One thing that bit me was the fact that tables aren’t equal just because there keys and values are equal. So I had to define a equality metatable (eqmt) and use it wherever I was representing an X,Y coordinate. I took a long time on this, as it slowed down tracking which I’ve seen last, as well as caching my wall calculations.

```
eqmt = {__eq = function (k1, k2) return k1[1] == k2[1] and k1[2] == k2[2] end }
```

For each position I evaluate, I need to figure out what the next open spaces are.
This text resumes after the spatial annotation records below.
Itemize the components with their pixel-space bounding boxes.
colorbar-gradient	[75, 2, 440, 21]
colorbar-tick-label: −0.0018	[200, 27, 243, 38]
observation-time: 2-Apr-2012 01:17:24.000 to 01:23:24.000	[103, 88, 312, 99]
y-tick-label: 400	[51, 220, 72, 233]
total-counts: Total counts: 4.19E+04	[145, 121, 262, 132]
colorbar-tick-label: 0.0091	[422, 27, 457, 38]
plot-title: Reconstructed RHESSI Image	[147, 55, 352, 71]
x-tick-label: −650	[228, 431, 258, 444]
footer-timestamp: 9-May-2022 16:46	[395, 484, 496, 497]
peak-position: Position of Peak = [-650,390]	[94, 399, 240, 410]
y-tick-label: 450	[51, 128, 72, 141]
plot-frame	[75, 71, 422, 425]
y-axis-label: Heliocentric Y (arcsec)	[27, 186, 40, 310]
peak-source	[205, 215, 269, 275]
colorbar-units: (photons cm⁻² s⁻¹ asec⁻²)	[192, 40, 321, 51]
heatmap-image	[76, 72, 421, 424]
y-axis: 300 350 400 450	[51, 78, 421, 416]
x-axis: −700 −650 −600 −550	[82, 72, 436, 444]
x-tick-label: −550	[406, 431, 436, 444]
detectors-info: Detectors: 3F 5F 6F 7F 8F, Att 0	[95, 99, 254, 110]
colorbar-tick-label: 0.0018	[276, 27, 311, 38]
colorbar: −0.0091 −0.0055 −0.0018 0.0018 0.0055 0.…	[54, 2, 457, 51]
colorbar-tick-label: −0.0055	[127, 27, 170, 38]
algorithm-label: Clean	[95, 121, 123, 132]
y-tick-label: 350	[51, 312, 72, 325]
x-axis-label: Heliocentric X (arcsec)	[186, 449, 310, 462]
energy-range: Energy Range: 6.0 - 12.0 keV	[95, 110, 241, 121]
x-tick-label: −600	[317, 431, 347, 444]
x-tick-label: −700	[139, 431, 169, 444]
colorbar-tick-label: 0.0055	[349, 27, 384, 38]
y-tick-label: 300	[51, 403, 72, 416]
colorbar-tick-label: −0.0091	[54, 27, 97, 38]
I look in the four cardinal directions (making sure that all my tables can be checked for equality) and then run over a custom filter function to make sure its not a wall and it hasn’t been seen already.

```
function get_open_spaces(x,y,steps)
local options = { {x+1, y, steps+1}, {x-1, y, steps+1}, {x, y+1, steps+1}, {x, y-1, steps+1}}
setmetatable(options[1], eqmt)
setmetatable(options[2], eqmt)
setmetatable(options[3], eqmt)
setmetatable(options[4], eqmt)
return filter(options, (function(v) return not grid[v] and not is_seen(v); end))
end
```

For the main loop, I run my heuristic to find my best option, figure out my next moves from there, and add it to the option list.

```
function get_best_option(options)
best = {1,1, 100000000}
for k,v in pairs(options) do
if v[3] + get_manhattan_distance(v[1], v[2]) < best[3] + get_manhattan_distance(best[1], best[2]) then
best = v
end
end
return best
end
function main()
options = {{1,1, 0}}
setmetatable(options[1], eqmt)
while true do
position = get_best_option(options)
if(not is_seen(position)) then
seen[position] = true
end
for k,v in pairs(options) do
if options[k] == position then
options[k] = nil
break
end
end
spaces = get_open_spaces(position[1], position[2], position[3])
for _,space in pairs(spaces) do
if(space == target) then
return space[3]
end
table.insert(options, space)
end
end
end
```

This ran blazing fast, and it made me think that if I were to get equality on tables right the first time around, a Breadth First Search might have been sufficient.

## Part 2

The next part of the code required that I find all unique coordinates within 50 steps. Here a breadth first search was easy, and I just kept a count of positions I had not seen before

```
count = 0
function main()
options = {{1,1, 0}}
setmetatable(options[1], eqmt)
stopLooping = false
while not stopLooping do
position = options[1]
if(not is_seen(position)) then
count = count+1
seen[position] = true
end
table.remove(options, 1)
if(position[3] <= 49) then
spaces = get_open_spaces(position[1], position[2], position[3])
for _,space in pairs(spaces) do
if(space == target) then
return space[3]
end
table.insert(options, space)
end
end
stopLooping = (#options == 0)
end
end
```

## Wrap-up

It took me a little longer than it should have, as the aforementioned Lua table equality metamethod was missing for a while, which slowed me down. But once I figured that out, I was done with both part 1 and part 2 in an hour.

My final grade for this is a solid B. I got to use metatables and metamethods, and I always love writing an A* search, but I still had hindrances along the way.

For Day 14, looks like I’m back to calculating MD5 hashes, and I’m going to try out Go.